While the synthetic individuals will be a good match on the variables used to constrain the model (the linked tables above), other ancillary variables attached to each microdata individual may also be a good representation of the characteristics of real population. However, this will depend on the relationship between the constraining variables and the ancillary variables carried over with the microdata.

This needs some thought. It may be, for example, that if one has age, socio-economic group, and education, one might make a good stab at predicting car ownership, however, it is equally possible that it would make a poor prediction of marital status. Equally, including ages 20-70 at five-year age gaps might strengthen the predictability of car ownership, whereas including more data but in different classes, ages 0-30 and 60-100 for example, might weaken the relationship as the statistics will mix more non-drivers and drivers in a single statistical age class for each area. A major issue with microsimulation more generally is where geographical factors external to the constraining variables affects the population – for example, clustering around transport networks.

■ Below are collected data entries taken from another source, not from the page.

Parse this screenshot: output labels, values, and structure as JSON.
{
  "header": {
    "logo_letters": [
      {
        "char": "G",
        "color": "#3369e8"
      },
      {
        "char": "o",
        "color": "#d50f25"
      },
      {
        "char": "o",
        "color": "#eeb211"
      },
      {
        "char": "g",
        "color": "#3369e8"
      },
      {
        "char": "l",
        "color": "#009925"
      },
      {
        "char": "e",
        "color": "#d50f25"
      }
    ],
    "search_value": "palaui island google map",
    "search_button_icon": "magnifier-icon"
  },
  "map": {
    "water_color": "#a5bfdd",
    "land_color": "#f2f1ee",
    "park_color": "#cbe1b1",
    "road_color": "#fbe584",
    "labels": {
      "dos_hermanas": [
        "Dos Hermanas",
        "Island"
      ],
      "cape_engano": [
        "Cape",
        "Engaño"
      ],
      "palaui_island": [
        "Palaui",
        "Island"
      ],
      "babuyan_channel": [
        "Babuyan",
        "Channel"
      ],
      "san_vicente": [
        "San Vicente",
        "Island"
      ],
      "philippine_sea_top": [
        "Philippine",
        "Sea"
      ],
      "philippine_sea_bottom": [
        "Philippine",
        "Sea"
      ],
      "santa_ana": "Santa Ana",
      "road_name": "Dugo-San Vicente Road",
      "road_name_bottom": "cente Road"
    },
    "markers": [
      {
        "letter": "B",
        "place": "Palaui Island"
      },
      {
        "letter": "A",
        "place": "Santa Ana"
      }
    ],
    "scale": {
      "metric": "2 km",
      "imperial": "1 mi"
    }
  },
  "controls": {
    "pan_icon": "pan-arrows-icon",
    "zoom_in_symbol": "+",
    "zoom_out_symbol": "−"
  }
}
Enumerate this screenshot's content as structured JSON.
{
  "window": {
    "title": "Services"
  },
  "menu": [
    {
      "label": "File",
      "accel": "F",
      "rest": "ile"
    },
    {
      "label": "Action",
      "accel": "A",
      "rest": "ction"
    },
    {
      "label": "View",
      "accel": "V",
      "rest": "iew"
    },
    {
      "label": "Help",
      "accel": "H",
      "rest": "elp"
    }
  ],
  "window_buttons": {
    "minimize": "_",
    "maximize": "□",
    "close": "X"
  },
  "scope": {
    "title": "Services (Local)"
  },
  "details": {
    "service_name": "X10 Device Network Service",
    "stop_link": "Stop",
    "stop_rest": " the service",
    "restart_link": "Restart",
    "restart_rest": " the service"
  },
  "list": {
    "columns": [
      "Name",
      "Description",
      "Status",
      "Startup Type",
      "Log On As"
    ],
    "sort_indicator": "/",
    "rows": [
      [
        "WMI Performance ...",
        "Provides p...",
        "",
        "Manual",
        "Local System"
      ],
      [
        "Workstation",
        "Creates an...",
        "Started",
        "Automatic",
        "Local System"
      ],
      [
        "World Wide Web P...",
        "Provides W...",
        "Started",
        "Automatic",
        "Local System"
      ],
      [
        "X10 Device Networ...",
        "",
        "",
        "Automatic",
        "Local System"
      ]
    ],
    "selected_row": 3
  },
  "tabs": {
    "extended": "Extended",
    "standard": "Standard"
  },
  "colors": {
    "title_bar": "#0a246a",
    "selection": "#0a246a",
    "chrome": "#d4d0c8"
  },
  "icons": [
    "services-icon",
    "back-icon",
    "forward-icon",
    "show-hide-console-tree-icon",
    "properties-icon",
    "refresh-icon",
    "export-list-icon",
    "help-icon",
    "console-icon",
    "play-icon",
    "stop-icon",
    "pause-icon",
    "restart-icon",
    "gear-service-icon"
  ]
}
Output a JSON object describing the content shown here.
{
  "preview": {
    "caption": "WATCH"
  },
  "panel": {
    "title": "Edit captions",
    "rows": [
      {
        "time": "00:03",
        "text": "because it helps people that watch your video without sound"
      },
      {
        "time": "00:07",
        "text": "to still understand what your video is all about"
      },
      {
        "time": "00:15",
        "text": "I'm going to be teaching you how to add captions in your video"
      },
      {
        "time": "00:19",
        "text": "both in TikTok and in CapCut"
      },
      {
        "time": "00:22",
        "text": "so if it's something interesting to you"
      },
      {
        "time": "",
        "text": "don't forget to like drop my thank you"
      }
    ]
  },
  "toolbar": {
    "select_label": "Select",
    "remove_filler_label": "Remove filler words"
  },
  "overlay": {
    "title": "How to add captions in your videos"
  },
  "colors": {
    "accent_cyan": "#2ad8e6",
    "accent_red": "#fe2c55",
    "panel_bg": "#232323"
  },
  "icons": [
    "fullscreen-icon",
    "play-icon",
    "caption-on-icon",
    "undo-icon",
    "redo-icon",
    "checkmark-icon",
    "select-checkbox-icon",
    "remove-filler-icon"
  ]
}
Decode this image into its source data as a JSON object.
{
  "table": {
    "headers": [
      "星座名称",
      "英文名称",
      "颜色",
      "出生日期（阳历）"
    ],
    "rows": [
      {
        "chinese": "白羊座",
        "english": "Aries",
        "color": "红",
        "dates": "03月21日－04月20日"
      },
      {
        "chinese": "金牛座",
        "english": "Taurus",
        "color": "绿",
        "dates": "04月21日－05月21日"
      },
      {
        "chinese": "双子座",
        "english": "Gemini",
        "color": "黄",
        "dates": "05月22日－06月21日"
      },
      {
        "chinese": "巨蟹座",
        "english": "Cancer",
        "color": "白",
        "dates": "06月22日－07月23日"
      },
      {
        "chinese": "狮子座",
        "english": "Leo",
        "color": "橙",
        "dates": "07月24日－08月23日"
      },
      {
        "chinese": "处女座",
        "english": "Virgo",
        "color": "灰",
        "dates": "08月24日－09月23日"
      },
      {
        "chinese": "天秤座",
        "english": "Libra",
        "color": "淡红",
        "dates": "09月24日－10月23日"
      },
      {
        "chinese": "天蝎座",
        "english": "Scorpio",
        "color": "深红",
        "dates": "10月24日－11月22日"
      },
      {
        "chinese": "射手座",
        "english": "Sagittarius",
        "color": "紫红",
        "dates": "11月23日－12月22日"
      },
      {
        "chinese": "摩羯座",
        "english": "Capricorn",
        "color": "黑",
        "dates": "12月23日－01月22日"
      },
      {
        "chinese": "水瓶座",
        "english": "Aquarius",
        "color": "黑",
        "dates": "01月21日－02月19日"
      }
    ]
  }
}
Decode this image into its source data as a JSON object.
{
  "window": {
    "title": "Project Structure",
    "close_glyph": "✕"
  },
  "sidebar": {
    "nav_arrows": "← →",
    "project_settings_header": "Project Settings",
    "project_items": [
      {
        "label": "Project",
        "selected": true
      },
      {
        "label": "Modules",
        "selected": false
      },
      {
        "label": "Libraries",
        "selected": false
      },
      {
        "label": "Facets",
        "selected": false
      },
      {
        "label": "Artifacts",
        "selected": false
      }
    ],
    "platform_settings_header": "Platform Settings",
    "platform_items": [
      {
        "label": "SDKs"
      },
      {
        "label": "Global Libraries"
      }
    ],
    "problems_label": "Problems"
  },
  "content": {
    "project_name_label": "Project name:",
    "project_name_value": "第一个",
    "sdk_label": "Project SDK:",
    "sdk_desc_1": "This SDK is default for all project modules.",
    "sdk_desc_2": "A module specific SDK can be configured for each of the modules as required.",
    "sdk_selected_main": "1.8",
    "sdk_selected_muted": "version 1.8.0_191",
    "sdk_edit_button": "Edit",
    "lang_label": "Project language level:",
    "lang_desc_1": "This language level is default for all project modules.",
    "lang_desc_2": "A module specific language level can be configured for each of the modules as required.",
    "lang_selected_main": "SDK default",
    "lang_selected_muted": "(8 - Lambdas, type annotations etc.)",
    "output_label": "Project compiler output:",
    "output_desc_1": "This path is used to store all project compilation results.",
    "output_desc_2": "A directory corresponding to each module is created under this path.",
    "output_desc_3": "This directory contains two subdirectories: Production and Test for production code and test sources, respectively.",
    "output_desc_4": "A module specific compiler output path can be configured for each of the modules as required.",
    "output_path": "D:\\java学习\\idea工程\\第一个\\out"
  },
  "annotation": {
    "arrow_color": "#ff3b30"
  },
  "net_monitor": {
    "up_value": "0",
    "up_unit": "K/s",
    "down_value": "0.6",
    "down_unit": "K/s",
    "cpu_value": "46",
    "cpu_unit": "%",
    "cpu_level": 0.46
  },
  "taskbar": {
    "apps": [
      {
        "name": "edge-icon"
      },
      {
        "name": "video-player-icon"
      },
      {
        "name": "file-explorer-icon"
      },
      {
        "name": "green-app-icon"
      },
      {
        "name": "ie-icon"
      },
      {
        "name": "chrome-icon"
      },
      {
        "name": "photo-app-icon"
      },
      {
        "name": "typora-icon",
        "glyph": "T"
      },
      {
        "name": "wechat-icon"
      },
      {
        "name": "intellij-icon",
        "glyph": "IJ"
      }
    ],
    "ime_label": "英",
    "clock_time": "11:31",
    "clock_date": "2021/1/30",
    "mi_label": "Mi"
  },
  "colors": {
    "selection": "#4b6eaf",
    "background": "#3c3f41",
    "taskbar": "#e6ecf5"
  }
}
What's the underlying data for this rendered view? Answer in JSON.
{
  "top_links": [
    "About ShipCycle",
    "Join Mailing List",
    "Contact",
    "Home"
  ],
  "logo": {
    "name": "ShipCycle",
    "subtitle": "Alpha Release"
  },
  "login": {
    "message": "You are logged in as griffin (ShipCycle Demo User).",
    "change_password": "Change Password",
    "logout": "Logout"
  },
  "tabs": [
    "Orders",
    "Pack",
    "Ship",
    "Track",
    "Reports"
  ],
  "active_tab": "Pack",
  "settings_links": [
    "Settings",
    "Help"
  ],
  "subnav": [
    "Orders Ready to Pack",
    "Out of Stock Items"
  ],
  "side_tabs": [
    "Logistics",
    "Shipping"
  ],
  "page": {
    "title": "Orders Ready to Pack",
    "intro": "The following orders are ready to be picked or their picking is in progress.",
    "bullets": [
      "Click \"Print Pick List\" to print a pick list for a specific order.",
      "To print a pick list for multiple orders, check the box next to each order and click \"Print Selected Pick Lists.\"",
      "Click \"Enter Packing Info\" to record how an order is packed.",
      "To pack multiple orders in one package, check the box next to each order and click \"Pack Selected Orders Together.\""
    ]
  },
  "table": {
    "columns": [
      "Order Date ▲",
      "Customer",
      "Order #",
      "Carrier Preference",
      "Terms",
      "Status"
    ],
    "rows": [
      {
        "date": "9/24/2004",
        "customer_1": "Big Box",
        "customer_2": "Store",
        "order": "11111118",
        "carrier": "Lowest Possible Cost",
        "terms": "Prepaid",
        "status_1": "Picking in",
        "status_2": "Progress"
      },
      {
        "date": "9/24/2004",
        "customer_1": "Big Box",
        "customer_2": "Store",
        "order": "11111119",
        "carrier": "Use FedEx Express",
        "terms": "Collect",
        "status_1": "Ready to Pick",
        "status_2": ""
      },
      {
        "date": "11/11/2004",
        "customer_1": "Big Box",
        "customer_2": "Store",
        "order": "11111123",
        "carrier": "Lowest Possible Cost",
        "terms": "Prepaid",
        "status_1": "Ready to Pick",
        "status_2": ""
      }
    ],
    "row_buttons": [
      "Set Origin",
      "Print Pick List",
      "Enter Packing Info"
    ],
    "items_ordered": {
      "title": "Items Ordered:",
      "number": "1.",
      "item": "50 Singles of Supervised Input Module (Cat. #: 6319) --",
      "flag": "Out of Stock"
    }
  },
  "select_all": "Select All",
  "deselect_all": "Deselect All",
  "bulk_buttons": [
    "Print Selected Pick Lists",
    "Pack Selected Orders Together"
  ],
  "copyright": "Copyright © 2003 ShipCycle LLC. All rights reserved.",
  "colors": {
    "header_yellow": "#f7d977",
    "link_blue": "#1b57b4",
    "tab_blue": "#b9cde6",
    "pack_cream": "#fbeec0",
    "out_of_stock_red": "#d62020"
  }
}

In general, however, because it uses multiple constraints on an individual level, microsimulation will do better at linking known area / constraining variables to additional ancillary and demographically-determined variables than standard regression techniques – where the independent variables are regarded as entirely independent of each other. With cross-tabulation, microsimulation additionally leverages the constraints of the relationship between the two cross-tabulated variables to improve the accuracy of predicting the population, and therefore the third variable. Because of these extra constraints utilised by microsimulation, standard regression between constraining characteristics and the ancillary variables, which assumes independence, will give a lower limit on the quality of the relationship pulled out by microsimulation. The only other option for validating the relationship is to have a set of known data for the specific ancillary variables, for example from one or more of the geographical areas you’re trying to simulate.

However, even if you don't want to generate ancillary variable predictions, microsimulation used to recreate constraint variables still has the important advantage that the data is in a disaggregated form which can be reaggregated to different areas.

Useful reading

Dimitris Ballas’ free online book summarises the Dynamic Optimisation methodology used in the Flexible Modelling Framework Microsimulation plugin, and discusses some of the issues. It also lists some useful microdata datasets:
Ballas, D., Rossiter, D., Thomas, B., Clarke, G.P. and Dorling, D. (2005). Geography matters: simulating the local impacts of national social policies. Joseph Rowntree Foundation contemporary research issues, Joseph Rowntree Foundation, York. ISBN 1859352650.

There is an alternative microsimulation technique which gets to the same point via a different route, called Iterative Proportional Fitting. This can generate a better fit if you have smaller microdata samples, but doesn’t generate whole individuals. You can find out more about this in Robin Lovelace’s free online book, which is currently under development, but is in an almost final form:
Lovelace, R. (in prep) Spatial Microsimulation with R. CRC Press.

Finally, for an academic overview of some of the techniques and their issues, see:
Harland, K., Heppenstall, A.J., Smith, D. And Birkin, M. (2012) Creating realistic synthetic populations at varying spatial scales: A comparative critique of population synthesis techniques. JASSS. 15(1) 1.